De aspecto fuerte y potente. El cuerpo es rectangular de tamaño medio. Cabeza proporcionada. De pecho ancho; mandíbula poderosa. La cola es de ubicación alta, gruesa afinándose hacia la punta. Las costillas son prominentes. El pelaje es corto, y pegado al cuerpo, de color atigrado, arena o negro. Las extremidades son muy poderosas y musculosas.
Su aspecto es de extraordinaria potencia, especialmente dotado para la función de guardia y defensa y para la conducción de ganado vacuno.
De temperamento firme, es un hábil luchador y posee un ladrido grave y profundo. Su cuerpo es rectangular, longilíneo, de talla media. El pecho es profundo y ancho con fuerte desarrollo pectoral. Los huesos tienen mucha substancia. La altura a la grupa es mayor que a la cruz. Sus angulaciones no deben ser escasas. La cola, de inserción alta, es flexible, de nacimiento grueso que va afinándose hasta el corvejón.

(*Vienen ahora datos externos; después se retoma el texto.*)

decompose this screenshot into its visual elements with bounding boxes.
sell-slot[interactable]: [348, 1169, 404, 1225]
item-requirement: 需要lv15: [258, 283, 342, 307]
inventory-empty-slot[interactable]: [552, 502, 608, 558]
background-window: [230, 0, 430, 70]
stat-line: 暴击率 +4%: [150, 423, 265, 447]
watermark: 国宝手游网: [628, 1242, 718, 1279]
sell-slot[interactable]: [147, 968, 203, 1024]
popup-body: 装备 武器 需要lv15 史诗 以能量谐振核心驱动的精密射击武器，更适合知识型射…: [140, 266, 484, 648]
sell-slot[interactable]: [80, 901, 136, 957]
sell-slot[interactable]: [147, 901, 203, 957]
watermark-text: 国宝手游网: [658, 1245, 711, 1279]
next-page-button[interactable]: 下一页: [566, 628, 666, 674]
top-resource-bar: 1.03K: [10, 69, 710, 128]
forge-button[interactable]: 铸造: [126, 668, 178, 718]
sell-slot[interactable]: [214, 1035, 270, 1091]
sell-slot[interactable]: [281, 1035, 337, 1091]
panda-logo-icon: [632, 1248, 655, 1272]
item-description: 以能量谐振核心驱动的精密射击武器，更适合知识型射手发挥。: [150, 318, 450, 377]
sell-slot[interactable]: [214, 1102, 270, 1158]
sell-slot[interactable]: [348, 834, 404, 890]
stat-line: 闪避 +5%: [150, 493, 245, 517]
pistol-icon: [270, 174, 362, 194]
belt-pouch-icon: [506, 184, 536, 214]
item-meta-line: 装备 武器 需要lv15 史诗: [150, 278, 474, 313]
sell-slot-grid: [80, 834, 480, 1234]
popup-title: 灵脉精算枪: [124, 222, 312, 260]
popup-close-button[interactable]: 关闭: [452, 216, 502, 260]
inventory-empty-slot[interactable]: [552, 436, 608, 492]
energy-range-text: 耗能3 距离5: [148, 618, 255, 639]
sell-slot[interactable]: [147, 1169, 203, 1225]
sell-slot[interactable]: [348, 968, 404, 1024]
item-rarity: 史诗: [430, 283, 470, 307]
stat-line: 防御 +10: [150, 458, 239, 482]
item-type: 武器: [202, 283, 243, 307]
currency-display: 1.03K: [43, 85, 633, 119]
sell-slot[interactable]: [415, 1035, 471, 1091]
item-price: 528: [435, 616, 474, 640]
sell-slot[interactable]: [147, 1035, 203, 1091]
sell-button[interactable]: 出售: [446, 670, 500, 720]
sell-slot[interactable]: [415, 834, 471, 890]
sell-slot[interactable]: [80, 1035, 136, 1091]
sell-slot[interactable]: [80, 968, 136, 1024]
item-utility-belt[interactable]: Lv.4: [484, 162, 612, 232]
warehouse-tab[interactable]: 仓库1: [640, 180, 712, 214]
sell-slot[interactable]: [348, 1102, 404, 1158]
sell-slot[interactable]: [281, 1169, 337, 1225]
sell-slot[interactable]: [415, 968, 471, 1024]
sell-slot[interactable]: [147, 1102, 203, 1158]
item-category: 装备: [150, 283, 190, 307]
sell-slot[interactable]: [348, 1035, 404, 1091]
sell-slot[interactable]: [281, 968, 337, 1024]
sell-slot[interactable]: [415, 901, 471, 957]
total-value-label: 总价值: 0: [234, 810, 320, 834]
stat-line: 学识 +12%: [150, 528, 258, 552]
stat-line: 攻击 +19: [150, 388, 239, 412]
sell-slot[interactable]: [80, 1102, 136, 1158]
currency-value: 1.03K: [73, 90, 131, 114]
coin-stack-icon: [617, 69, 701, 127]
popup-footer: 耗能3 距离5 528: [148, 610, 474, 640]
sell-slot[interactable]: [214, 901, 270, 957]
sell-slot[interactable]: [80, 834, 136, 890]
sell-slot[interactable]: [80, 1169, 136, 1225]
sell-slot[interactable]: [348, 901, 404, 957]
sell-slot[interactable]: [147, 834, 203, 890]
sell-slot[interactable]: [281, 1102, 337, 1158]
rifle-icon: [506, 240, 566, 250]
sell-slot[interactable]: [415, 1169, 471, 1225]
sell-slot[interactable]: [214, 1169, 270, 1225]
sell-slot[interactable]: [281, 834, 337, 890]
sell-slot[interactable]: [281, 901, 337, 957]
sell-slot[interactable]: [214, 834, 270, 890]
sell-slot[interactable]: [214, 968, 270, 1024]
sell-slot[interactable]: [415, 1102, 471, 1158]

En acción se eleva en forma de sable, con la punta hacia adelante, sin enroscarse. El pelo es corto en toda su extensión, generalmente más espeso en la cruz, garganta y cresta de las nalgas. Sin subpelo. Compacto en la cola. De aspecto rústico, presenta cierta aspereza. El color puede ser atigrado en toda su gama (desde el oscuro muy cálido al gris neutro muy claro o el rubio), leonado en toda su gama, hasta el arena o negro. Puede presentar manchas alrededor del cuello o en las extremidades.
Por lo general presenta manchas blancas en el pecho, La máscara es siempre de color oscuro y puede alcanzar hasta la altura de los ojos.